Step one: Cover the back of the paper in water, just paint it over with your big brush and let the water soak into the paper. Painting water on the back of the paper keeps the paper from wrinkling when your begin working with wet paint on the front. Flip your paper over to the side you will be painting on, and cover it in yellow ochre. If you don’t have this color, you can mix yellow and brown, or even replace it with blue instead.
Step two: Now, on the top and bottom of the paper, put down big wet blobs of light green, dark green and green with brown mixed in. Play with the colors and use different shades of green by mixing more yellow, red or blue into your green color. This will make the tree tops and forest floor. When you are done, give the paper a little bit of time to dry, say 5-10 minutes.
Step three: With a drier brush, fill your brush with a lot of brown paint and paint vertical lines for the tree trunks.
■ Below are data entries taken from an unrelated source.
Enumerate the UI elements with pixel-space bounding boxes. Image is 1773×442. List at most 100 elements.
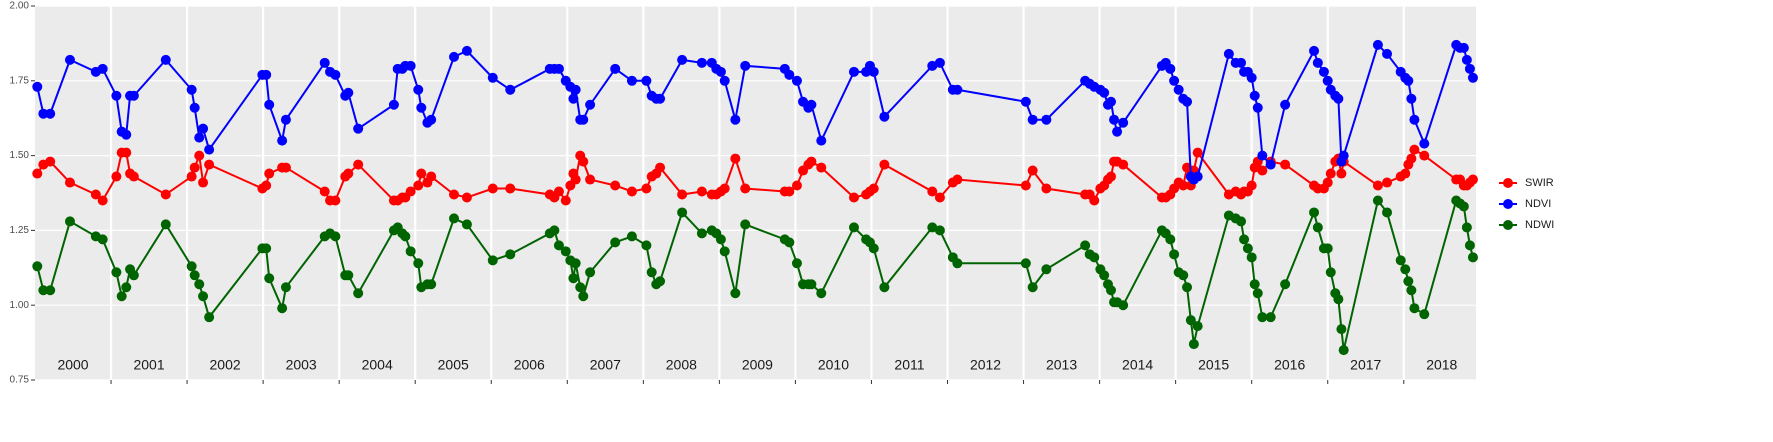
data-point	[677, 207, 688, 218]
data-point	[261, 243, 272, 254]
data-point	[1338, 150, 1349, 161]
data-point	[848, 66, 859, 77]
data-point	[791, 75, 802, 86]
data-point	[816, 162, 827, 173]
data-point	[1099, 270, 1110, 281]
legend-marker	[1503, 220, 1513, 230]
data-point	[610, 180, 621, 191]
data-point	[570, 174, 581, 185]
data-point	[655, 162, 666, 173]
data-point	[461, 45, 472, 56]
data-point	[1236, 216, 1247, 227]
data-point	[461, 192, 472, 203]
data-point	[1041, 114, 1052, 125]
data-point	[578, 291, 589, 302]
y-tick-label: 1.00	[10, 300, 30, 311]
data-point	[1372, 180, 1383, 191]
data-point	[1265, 159, 1276, 170]
data-point	[405, 60, 416, 71]
data-point	[549, 225, 560, 236]
data-point	[1280, 279, 1291, 290]
data-point	[45, 285, 56, 296]
data-point	[1118, 117, 1129, 128]
year-label: 2002	[210, 357, 241, 373]
data-point	[1382, 207, 1393, 218]
data-point	[879, 159, 890, 170]
data-point	[1027, 165, 1038, 176]
data-point	[1322, 75, 1333, 86]
data-point	[277, 303, 288, 314]
data-point	[655, 276, 666, 287]
data-point	[1249, 90, 1260, 101]
data-point	[677, 189, 688, 200]
data-point	[413, 180, 424, 191]
data-point	[1257, 312, 1268, 323]
data-point	[1419, 150, 1430, 161]
data-point	[64, 177, 75, 188]
data-point	[194, 279, 205, 290]
data-point	[791, 258, 802, 269]
data-point	[1020, 258, 1031, 269]
data-point	[97, 63, 108, 74]
data-point	[121, 147, 132, 158]
data-point	[952, 84, 963, 95]
data-point	[1020, 180, 1031, 191]
data-point	[353, 288, 364, 299]
data-point	[1239, 234, 1250, 245]
data-point	[1027, 114, 1038, 125]
data-point	[1080, 240, 1091, 251]
data-point	[1400, 264, 1411, 275]
data-point	[128, 90, 139, 101]
data-point	[1406, 285, 1417, 296]
data-point	[1280, 99, 1291, 110]
y-tick-label: 1.75	[10, 75, 30, 86]
year-label: 2011	[894, 357, 924, 373]
year-label: 2013	[1046, 357, 1077, 373]
data-point	[97, 195, 108, 206]
data-point	[578, 156, 589, 167]
data-point	[730, 153, 741, 164]
data-point	[1406, 153, 1417, 164]
year-label: 2008	[666, 357, 697, 373]
data-point	[1458, 201, 1469, 212]
data-point	[32, 81, 43, 92]
data-point	[560, 195, 571, 206]
data-point	[160, 219, 171, 230]
data-point	[585, 174, 596, 185]
series	[32, 195, 1478, 356]
data-point	[848, 222, 859, 233]
data-point	[1182, 282, 1193, 293]
data-point	[1252, 288, 1263, 299]
data-point	[1165, 234, 1176, 245]
data-point	[1109, 114, 1120, 125]
data-point	[934, 57, 945, 68]
data-point	[128, 270, 139, 281]
data-point	[426, 114, 437, 125]
data-point	[330, 231, 341, 242]
data-point	[121, 129, 132, 140]
data-point	[186, 84, 197, 95]
data-point	[505, 249, 516, 260]
data-point	[1099, 87, 1110, 98]
data-point	[1312, 222, 1323, 233]
data-point	[655, 93, 666, 104]
data-point	[90, 189, 101, 200]
data-point	[487, 255, 498, 266]
data-point	[1178, 180, 1189, 191]
data-point	[1406, 93, 1417, 104]
data-point	[111, 267, 122, 278]
data-point	[610, 237, 621, 248]
data-point	[1242, 243, 1253, 254]
data-point	[400, 231, 411, 242]
data-point	[1395, 255, 1406, 266]
data-point	[1246, 72, 1257, 83]
data-point	[570, 84, 581, 95]
data-point	[1409, 114, 1420, 125]
data-point	[448, 189, 459, 200]
plot-background	[35, 6, 1476, 380]
y-tick-label: 2.00	[10, 1, 30, 12]
data-point	[32, 261, 43, 272]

Fork them out a lot at the top (branches) and just slightly at the bottom to create roots. Let the paper dry again for a few minutes.
Step four: Now for the fun part – adding in details! Again, don’t load your brush with a lot of water, just a little water and then a lot of paint. Add some grass texture, create some shapes for shrubbery, and red dots make fine mushrooms. Small shapes in the tree tops suggest leaves. If you like, you can also go over the painting with the colored pencils now and create more shapes or add finer details! Be sure the paper is dry before you work with pencils.
And now you’re done! You have painted a forest very like the ones story elves live in.